Today many urban cities offer curbside recycling programs through local sanitation departments and instead of the consumer having to haul bags full of cans and bottles to a recycling center, they just simply place them in a blue or green trashcan and wheel them to the end of their driveway.
And with every convenience there is a price.
The bimonthly bill received from your local sanitation department includes the cost of picking up each and every blue or green trashcan but not the refund of the CRV. That is unfortunately forfeited and as the bottles and cans are processed through the sanitation’s Material Recovery Facility (MRF) they will eventually be sold on the stock market as a commodity.
Currently, the London Metal Exchange shows aluminum as selling for just under a dollar a pound.
MRF equipment can be quite expensive but the sanitation companies that participate in the recycling program within each city receive “Curbside Supplemental Payments” from the state’s recycling program to help offset costs.
However, when single bottles or cans are dropped off at a local recycling center they may be redeemed for a $1.54 per pound or the CRV value. Thirty two 12 ounce cans equal approximately one pound and this adds up to a $1.60.
So whether its better to head down to your recycling center with a collection of crushed aluminum cans in large plastic trash bags or lugging cardboard boxes full of individual cans–either seems like a waste of time and money.
Considering this hurdle it’s no surprise the CRV program is buried in controversy.
Being penalized with additional taxes, having the state’s money mismanaged, and redeeming less than what’s initially paid, does it seem fair?
History of recycling in the United States
• The conservation of world’s natural resources goes back thousands of years but Early in the 20th century, locally owned and operated stores in the US provided a system that would refill a soda or beer bottle with the purchase of a deposit.
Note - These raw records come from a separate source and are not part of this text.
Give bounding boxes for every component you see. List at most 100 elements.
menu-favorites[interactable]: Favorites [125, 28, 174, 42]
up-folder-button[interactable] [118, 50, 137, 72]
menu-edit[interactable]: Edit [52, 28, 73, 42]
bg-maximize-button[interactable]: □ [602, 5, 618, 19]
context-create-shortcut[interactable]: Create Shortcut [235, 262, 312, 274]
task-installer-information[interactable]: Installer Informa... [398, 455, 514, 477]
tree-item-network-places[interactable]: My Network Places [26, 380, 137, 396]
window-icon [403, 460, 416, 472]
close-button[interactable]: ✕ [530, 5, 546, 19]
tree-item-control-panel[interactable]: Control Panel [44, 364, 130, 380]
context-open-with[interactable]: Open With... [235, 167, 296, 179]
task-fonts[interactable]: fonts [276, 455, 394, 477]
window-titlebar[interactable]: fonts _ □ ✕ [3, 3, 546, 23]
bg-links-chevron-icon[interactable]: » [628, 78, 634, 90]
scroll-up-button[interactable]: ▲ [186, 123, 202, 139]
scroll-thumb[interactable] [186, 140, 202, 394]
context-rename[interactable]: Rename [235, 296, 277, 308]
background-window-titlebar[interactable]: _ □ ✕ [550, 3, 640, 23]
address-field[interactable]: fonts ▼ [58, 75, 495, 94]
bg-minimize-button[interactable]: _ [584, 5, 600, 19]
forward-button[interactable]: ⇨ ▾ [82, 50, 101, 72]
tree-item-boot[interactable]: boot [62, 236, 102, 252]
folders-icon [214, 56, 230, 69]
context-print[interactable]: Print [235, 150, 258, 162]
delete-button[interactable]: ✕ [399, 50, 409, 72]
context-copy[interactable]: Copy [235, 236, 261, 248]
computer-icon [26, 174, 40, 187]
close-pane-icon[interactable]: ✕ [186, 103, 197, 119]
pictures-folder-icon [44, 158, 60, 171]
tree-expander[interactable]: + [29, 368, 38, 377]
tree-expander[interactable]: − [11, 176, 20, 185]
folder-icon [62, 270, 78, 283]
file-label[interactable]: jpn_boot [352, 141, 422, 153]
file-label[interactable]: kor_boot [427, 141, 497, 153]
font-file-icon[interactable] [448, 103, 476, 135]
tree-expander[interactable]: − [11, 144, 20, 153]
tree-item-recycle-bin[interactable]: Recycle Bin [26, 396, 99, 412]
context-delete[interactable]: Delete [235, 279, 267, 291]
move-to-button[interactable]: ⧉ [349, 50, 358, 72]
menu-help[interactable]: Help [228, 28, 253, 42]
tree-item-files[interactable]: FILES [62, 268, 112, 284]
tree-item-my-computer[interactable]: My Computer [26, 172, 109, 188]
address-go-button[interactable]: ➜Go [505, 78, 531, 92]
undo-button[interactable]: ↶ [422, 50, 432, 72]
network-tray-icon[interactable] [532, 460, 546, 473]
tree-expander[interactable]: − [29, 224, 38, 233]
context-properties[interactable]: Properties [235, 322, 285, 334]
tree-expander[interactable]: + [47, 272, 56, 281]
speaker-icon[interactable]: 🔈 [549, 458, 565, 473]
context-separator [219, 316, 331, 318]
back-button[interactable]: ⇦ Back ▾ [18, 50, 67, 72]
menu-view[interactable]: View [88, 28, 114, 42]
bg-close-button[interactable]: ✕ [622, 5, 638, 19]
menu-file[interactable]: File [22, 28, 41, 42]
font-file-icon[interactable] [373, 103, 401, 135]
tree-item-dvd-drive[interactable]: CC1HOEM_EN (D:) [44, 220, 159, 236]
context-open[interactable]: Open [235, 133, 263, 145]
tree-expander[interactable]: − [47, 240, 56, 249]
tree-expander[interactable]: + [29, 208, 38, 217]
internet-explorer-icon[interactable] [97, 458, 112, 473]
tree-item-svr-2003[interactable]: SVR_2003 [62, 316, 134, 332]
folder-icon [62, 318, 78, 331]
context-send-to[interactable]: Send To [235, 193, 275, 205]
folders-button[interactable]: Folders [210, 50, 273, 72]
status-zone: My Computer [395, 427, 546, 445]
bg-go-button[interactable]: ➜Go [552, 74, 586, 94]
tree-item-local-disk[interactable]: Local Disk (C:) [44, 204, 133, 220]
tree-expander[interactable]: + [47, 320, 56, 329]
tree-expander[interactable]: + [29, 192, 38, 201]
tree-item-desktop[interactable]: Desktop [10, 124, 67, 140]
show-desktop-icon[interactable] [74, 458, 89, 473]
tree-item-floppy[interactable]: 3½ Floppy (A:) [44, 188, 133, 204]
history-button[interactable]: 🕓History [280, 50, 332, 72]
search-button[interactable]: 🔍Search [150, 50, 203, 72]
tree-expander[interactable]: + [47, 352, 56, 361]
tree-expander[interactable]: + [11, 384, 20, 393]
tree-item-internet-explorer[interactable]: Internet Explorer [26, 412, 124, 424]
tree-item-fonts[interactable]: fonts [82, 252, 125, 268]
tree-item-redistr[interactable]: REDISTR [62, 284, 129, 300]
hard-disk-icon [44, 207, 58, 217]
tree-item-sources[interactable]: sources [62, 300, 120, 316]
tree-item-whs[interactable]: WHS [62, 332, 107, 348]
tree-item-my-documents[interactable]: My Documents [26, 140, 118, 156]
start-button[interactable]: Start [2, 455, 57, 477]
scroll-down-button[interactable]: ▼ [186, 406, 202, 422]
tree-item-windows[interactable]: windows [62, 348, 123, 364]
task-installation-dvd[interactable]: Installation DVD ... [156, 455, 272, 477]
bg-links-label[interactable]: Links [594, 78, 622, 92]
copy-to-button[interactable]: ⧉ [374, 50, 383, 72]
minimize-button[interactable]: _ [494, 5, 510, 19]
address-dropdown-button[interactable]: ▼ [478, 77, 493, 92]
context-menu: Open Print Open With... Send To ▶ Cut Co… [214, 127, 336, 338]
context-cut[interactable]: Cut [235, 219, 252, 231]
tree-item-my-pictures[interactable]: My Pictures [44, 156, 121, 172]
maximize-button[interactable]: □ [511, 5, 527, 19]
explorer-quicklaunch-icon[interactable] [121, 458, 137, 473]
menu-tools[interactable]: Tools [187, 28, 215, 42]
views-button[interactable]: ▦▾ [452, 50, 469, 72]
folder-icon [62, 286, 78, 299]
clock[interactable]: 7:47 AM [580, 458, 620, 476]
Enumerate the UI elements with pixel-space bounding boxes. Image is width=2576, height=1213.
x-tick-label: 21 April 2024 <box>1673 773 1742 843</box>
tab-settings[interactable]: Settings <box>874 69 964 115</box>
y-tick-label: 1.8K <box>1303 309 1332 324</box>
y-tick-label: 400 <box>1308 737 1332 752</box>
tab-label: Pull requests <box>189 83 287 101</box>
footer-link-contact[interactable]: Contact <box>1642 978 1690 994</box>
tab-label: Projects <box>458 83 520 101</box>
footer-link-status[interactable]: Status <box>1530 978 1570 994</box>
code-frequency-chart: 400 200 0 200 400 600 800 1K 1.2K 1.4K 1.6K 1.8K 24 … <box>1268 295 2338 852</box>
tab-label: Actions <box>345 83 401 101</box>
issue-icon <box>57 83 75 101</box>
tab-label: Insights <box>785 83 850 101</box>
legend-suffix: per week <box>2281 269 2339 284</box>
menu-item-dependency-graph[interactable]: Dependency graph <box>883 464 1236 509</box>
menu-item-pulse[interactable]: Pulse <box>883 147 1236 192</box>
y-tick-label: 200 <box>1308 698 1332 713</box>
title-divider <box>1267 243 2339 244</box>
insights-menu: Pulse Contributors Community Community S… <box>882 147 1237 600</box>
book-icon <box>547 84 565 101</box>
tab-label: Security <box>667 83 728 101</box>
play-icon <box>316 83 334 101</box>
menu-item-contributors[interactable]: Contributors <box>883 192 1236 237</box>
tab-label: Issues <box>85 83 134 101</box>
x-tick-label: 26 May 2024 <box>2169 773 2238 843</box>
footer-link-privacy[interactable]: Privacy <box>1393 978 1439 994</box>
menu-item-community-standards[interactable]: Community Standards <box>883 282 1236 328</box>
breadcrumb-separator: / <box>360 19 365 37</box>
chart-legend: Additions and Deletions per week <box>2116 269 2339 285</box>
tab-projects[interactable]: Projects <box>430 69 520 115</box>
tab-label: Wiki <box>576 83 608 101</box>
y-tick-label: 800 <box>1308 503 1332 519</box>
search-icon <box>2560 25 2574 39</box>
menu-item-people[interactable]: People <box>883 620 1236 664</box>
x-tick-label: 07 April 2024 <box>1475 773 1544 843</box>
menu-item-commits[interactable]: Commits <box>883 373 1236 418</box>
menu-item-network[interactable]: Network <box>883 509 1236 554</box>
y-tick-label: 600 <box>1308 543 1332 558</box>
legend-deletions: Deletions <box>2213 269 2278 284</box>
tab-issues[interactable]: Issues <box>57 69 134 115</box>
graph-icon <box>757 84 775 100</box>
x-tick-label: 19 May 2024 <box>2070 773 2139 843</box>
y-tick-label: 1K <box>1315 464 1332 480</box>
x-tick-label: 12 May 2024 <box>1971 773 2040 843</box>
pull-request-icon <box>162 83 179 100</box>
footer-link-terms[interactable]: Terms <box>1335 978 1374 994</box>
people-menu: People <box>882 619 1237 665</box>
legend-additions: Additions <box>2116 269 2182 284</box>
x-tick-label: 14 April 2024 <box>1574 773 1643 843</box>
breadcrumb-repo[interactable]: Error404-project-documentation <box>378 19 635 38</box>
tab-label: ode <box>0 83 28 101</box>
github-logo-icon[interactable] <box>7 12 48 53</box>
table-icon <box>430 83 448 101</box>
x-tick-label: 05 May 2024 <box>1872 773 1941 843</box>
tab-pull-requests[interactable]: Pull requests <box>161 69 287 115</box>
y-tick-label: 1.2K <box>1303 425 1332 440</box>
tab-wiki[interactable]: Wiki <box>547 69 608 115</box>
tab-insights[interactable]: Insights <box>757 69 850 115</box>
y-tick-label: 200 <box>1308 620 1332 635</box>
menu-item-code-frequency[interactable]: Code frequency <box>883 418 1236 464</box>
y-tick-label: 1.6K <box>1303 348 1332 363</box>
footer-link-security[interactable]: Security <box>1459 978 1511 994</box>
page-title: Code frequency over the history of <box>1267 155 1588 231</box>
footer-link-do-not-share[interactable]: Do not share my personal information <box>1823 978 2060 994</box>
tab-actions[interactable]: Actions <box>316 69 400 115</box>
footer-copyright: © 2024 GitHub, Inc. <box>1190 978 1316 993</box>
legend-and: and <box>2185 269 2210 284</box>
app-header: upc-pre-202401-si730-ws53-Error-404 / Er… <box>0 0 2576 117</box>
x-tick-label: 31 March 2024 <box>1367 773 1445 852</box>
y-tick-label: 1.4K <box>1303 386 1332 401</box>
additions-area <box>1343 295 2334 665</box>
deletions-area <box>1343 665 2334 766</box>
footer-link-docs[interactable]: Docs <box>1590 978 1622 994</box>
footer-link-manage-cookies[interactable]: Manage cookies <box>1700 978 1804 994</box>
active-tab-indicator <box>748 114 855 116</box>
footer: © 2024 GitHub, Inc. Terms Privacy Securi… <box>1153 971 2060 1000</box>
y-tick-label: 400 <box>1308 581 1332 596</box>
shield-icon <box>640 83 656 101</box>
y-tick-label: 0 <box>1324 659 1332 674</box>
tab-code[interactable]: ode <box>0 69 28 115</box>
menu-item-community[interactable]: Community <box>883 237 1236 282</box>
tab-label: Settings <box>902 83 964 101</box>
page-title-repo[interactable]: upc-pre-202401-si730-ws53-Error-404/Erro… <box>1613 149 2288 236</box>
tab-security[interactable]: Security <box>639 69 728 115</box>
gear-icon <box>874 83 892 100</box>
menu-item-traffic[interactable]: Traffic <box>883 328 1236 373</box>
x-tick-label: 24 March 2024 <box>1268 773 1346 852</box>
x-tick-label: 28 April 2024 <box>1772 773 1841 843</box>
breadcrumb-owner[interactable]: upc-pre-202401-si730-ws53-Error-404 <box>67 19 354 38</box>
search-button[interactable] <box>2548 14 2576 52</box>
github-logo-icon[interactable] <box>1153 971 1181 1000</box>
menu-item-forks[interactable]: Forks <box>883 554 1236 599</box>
With the return of the empty bottle, customers would be refunded the deposit. The local distributor of the beverages would collect the empty bottles where they would be washed and refilled. A bottle could be used more than 20 times, known as “trippage”, a term that defines the frequency of reuse.
• During World War II, Americans collected rubber, steel, paper, aluminum, copper, iron, tin, silk stockings, and cooking fat. All in support of the war effort. In the 1970s, the creation of the Environmental Protection Agency led the way in the US government’s policy switch from retaining resources for the defense of the nation to protecting it for the benefit of future generations.
• Los Angeles, California: In the early 1980s, landfills began to reach their limits and environmental issues with restricted development of new landfills slowed expansion. In 1985, on the Westside a new program starts that brings a recycling program to about 15,000 homes. Then in 1987, the program grows into the Valley eventually covering all districts within two years (approximately 95,000 homes.)
• July 1, 2007, Gov. Schwarzenegger increases CRV rates to 5 cents for each bottle or can less than 24 ounces, and 10 cents for each bottle and can over 24 ounces.